Bernard Grasset published the novel in his Paris publishing house in 1924, with a foreword by Jean Cocteau . The total print run, which also includes the bibliophile editions, was 1535 copies. 10 numbered copies were printed on China paper, 25 also numbered on Japanese paper. The edition printed on wove paper had an edition of 250 numbered copies. Another bibliophile edition of the novel was bound in the bookbindery Semet & Plumelle, which specialized in bibliophile editions. An edition with a portrait of Radiguet by Picasso , obtained from the Floch printing works in Mayenne for Grasset , had an edition of 30 copies, the text was printed on Japanese paper, the cover was made of red morocco , and each book was in its own jewelery box.

Malcolm Cowley translated the book into English in 1929 under the title The Count's Ball , a new translation by Violet Schiff entitled Count d'Orgel Opens the Ball was published in 1952 and was reissued in the Pushkin Collection in 2001 under the title Count d'Orgel . The most recent translation into English from 1989 is from Annapaola Cancogni .

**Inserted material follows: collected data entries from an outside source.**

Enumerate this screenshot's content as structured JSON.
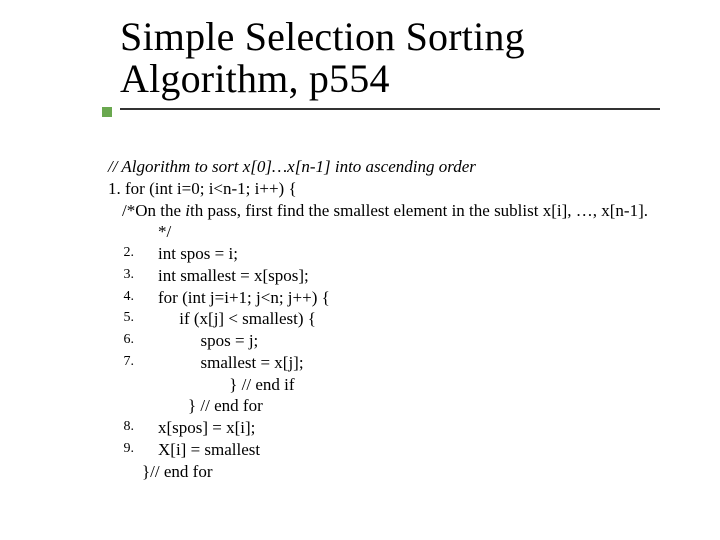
{
  "title": {
    "line1": "Simple Selection Sorting",
    "line2": "Algorithm, p554"
  },
  "body": {
    "comment_algo_pre": "// Algorithm to sort ",
    "comment_algo_range": "x[0]…x[n-1]",
    "comment_algo_post": " into ascending order",
    "line1": "1. for (int i=0; i<n-1; i++) {",
    "comment_pass_pre": "/*On the ",
    "comment_pass_i": "i",
    "comment_pass_post": "th pass, first find the smallest element in the sublist x[i], …, x[n-1].",
    "comment_close": "*/",
    "l2": "int spos = i;",
    "l3": "int smallest = x[spos];",
    "l4": "for (int j=i+1; j<n; j++) {",
    "l5": "     if (x[j] < smallest) {",
    "l6": "          spos = j;",
    "l7": "          smallest = x[j];",
    "l7_end1": "     } // end if",
    "l7_end2": "} // end for",
    "l8": "x[spos] = x[i];",
    "l9": "X[i] = smallest",
    "end_for": "}// end for",
    "n2": "2.",
    "n3": "3.",
    "n4": "4.",
    "n5": "5.",
    "n6": "6.",
    "n7": "7.",
    "n8": "8.",
    "n9": "9."
  }
}
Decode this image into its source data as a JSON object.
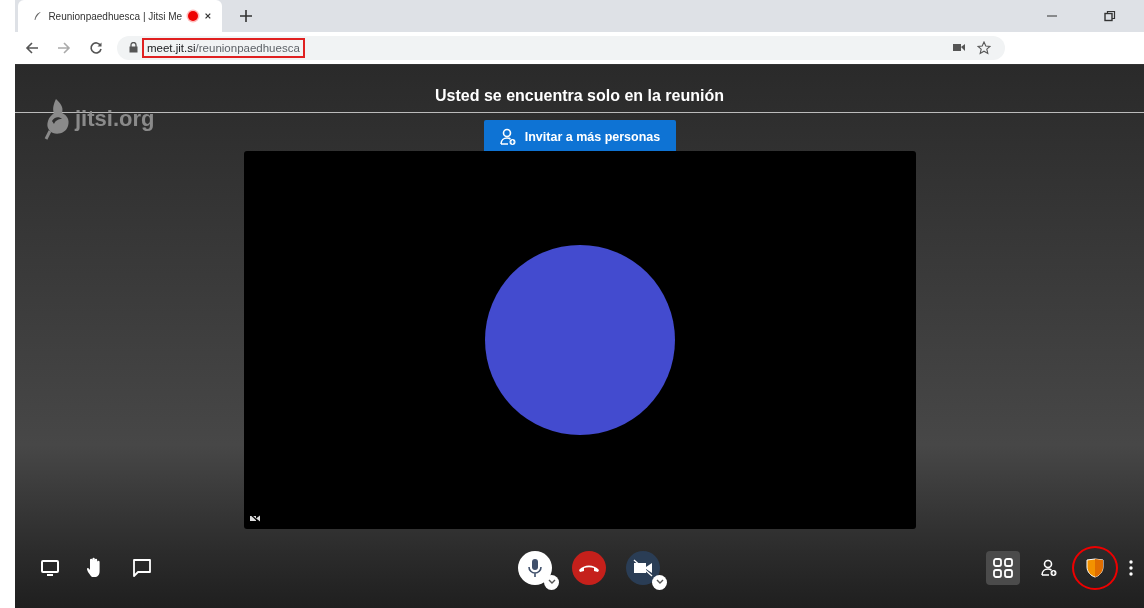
{
  "browser": {
    "tab_title": "Reunionpaedhuesca | Jitsi Me",
    "recording": true,
    "url_host": "meet.jit.si",
    "url_path": "/reunionpaedhuesca"
  },
  "meeting": {
    "logo": "jitsi.org",
    "notice": "Usted se encuentra solo en la reunión",
    "invite_button": "Invitar a más personas"
  },
  "toolbar": {
    "left": [
      {
        "kind": "screen"
      },
      {
        "kind": "hand"
      },
      {
        "kind": "chat"
      }
    ],
    "center": [
      {
        "kind": "mic",
        "muted": false
      },
      {
        "kind": "hangup"
      },
      {
        "kind": "camera",
        "muted": true
      }
    ],
    "right": [
      {
        "kind": "tiles",
        "selected": true
      },
      {
        "kind": "invite",
        "selected": false
      },
      {
        "kind": "security",
        "selected": false
      },
      {
        "kind": "more",
        "selected": false
      }
    ]
  }
}
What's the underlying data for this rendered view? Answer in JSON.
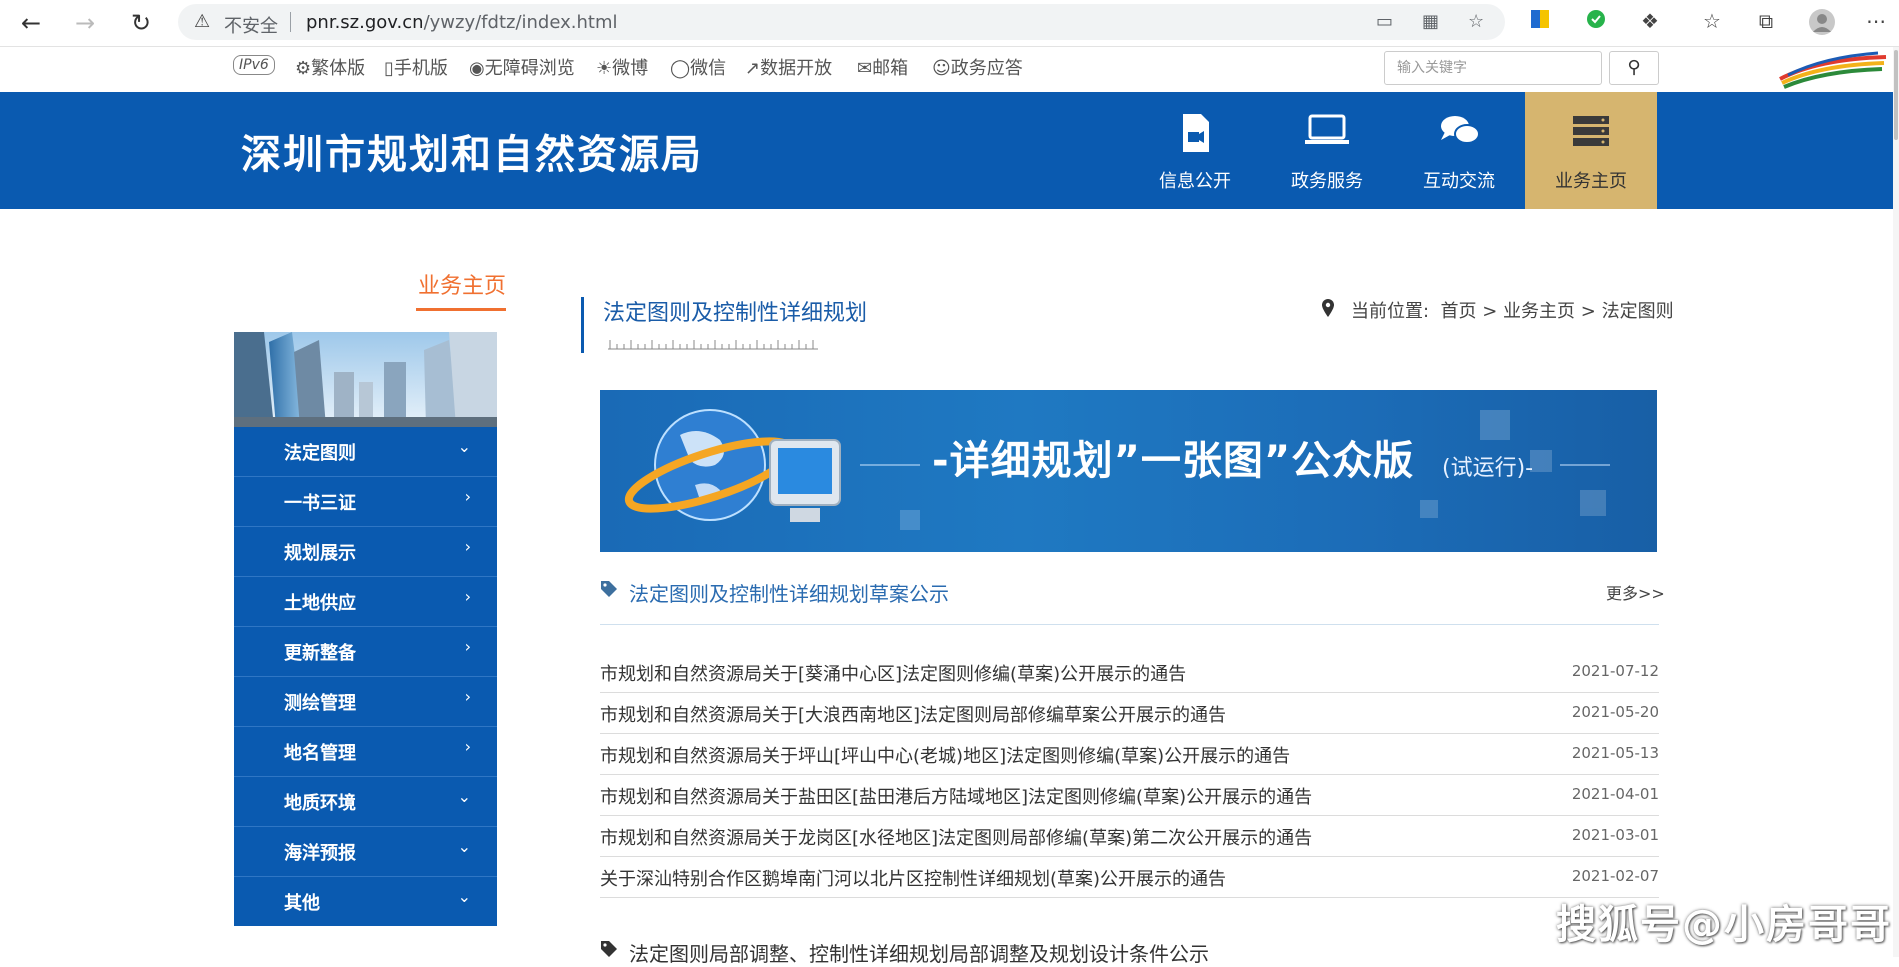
{
  "browser": {
    "security_label": "不安全",
    "url_host": "pnr.sz.gov.cn",
    "url_path": "/ywzy/fdtz/index.html"
  },
  "utility": {
    "ipv6": "IPv6",
    "links": [
      "繁体版",
      "手机版",
      "无障碍浏览",
      "微博",
      "微信",
      "数据开放",
      "邮箱",
      "政务应答"
    ],
    "search_placeholder": "输入关键字"
  },
  "header": {
    "site_title": "深圳市规划和自然资源局",
    "nav": [
      {
        "label": "信息公开",
        "icon": "document-video-icon"
      },
      {
        "label": "政务服务",
        "icon": "laptop-icon"
      },
      {
        "label": "互动交流",
        "icon": "chat-bubbles-icon"
      },
      {
        "label": "业务主页",
        "icon": "server-stack-icon",
        "active": true
      }
    ],
    "active_color": "#d6b56f",
    "brand_color": "#0a5ab0"
  },
  "sidebar": {
    "title": "业务主页",
    "items": [
      {
        "label": "法定图则",
        "chevron": "down"
      },
      {
        "label": "一书三证",
        "chevron": "right"
      },
      {
        "label": "规划展示",
        "chevron": "right"
      },
      {
        "label": "土地供应",
        "chevron": "right"
      },
      {
        "label": "更新整备",
        "chevron": "right"
      },
      {
        "label": "测绘管理",
        "chevron": "right"
      },
      {
        "label": "地名管理",
        "chevron": "right"
      },
      {
        "label": "地质环境",
        "chevron": "down"
      },
      {
        "label": "海洋预报",
        "chevron": "down"
      },
      {
        "label": "其他",
        "chevron": "down"
      }
    ]
  },
  "main": {
    "page_title": "法定图则及控制性详细规划",
    "breadcrumb_label": "当前位置:",
    "breadcrumb": "首页 > 业务主页 > 法定图则",
    "banner_main": "-详细规划”一张图”公众版",
    "banner_sub": "(试运行)-",
    "section_title": "法定图则及控制性详细规划草案公示",
    "more_label": "更多>>",
    "notices": [
      {
        "title": "市规划和自然资源局关于[葵涌中心区]法定图则修编(草案)公开展示的通告",
        "date": "2021-07-12"
      },
      {
        "title": "市规划和自然资源局关于[大浪西南地区]法定图则局部修编草案公开展示的通告",
        "date": "2021-05-20"
      },
      {
        "title": "市规划和自然资源局关于坪山[坪山中心(老城)地区]法定图则修编(草案)公开展示的通告",
        "date": "2021-05-13"
      },
      {
        "title": "市规划和自然资源局关于盐田区[盐田港后方陆域地区]法定图则修编(草案)公开展示的通告",
        "date": "2021-04-01"
      },
      {
        "title": "市规划和自然资源局关于龙岗区[水径地区]法定图则局部修编(草案)第二次公开展示的通告",
        "date": "2021-03-01"
      },
      {
        "title": "关于深汕特别合作区鹅埠南门河以北片区控制性详细规划(草案)公开展示的通告",
        "date": "2021-02-07"
      }
    ],
    "section2_title": "法定图则局部调整、控制性详细规划局部调整及规划设计条件公示"
  },
  "watermark": "搜狐号@小房哥哥"
}
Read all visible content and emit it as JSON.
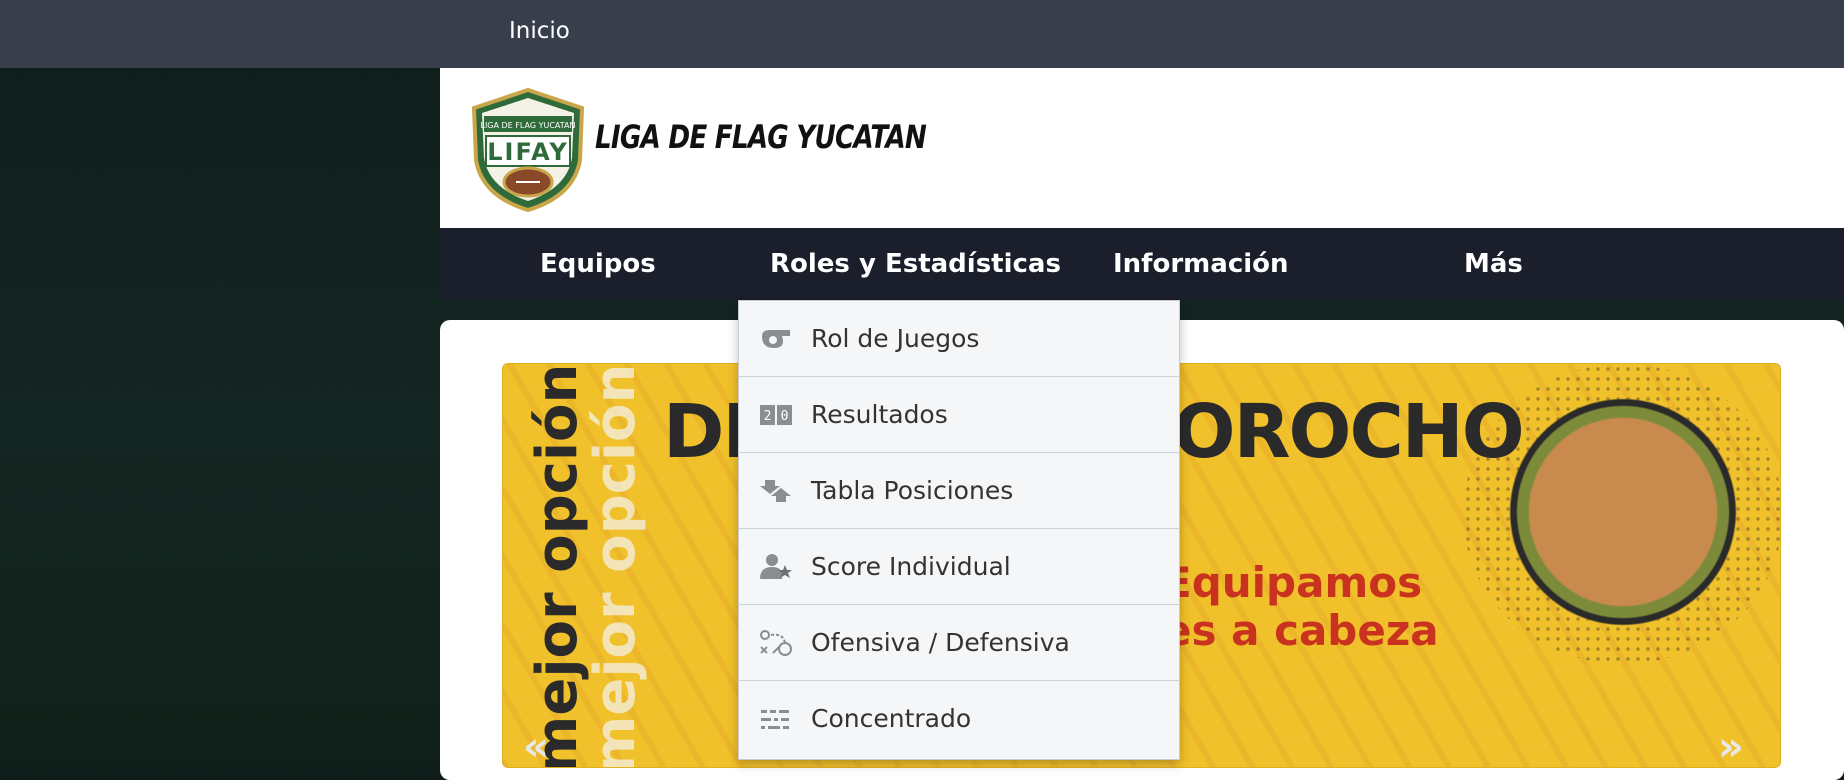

Peter Suhrkamp brought out the book in 1953 in a translation by Gertrud von Holzhausen in his library in Suhrkamp .

expenditure

  • Le bal du Comte d'Orgel . Paris, Grasset 1924. [first edition]
  • Le bal du Comte d'Orgel . Préface de Bernard Pingaud. Paris, Ed. Flammarion 2010. ISBN 2-07-037476-9
  • The Comte d'Orgel's ball . Novel. Transferred from Gertrud von Holzhausen. Frankfurt a. M., Suhrkamp 1957. (Library Suhrkamp. 13.)

literature

  • Marion Galichon-Basart: Commentaires sur le Bal du Comte d'Orgel . In Raymond Radiguet: Le Bal du comte d'Orgel . Paris, Le Livre de poche, 1990. pp. 167-186.
  • Michael G. Kelly: Model Behavior: Cocteau, Radiguet et la Princesse de Clèves. In: Neophilologus.

Web links

Wikisource: Le Bal du comte d'Orgel  - Sources and full texts (French)

Individual evidence

  1. ^ All verbatim quotations from: Raymond Radiguet: Der Ball des Comte d'Orgel. Frankfurt a. M., Suhrkamp 1962.
  2. ^ Festival de Cannes, 1970
  3. Cataloge municipale de Lyon. Catalog Lyon
  4. ^ Auction catalog at Christie's, Sale 5481
  5. Christie's, Sale 5597, Radiguet, Raymond. Le Bal du comte d'Orgel. Paris: Floch pour Bernard Grasset, 1924.
  6. ^ Count d'Orgel's Ball by Raymond Radiguet. Complete review.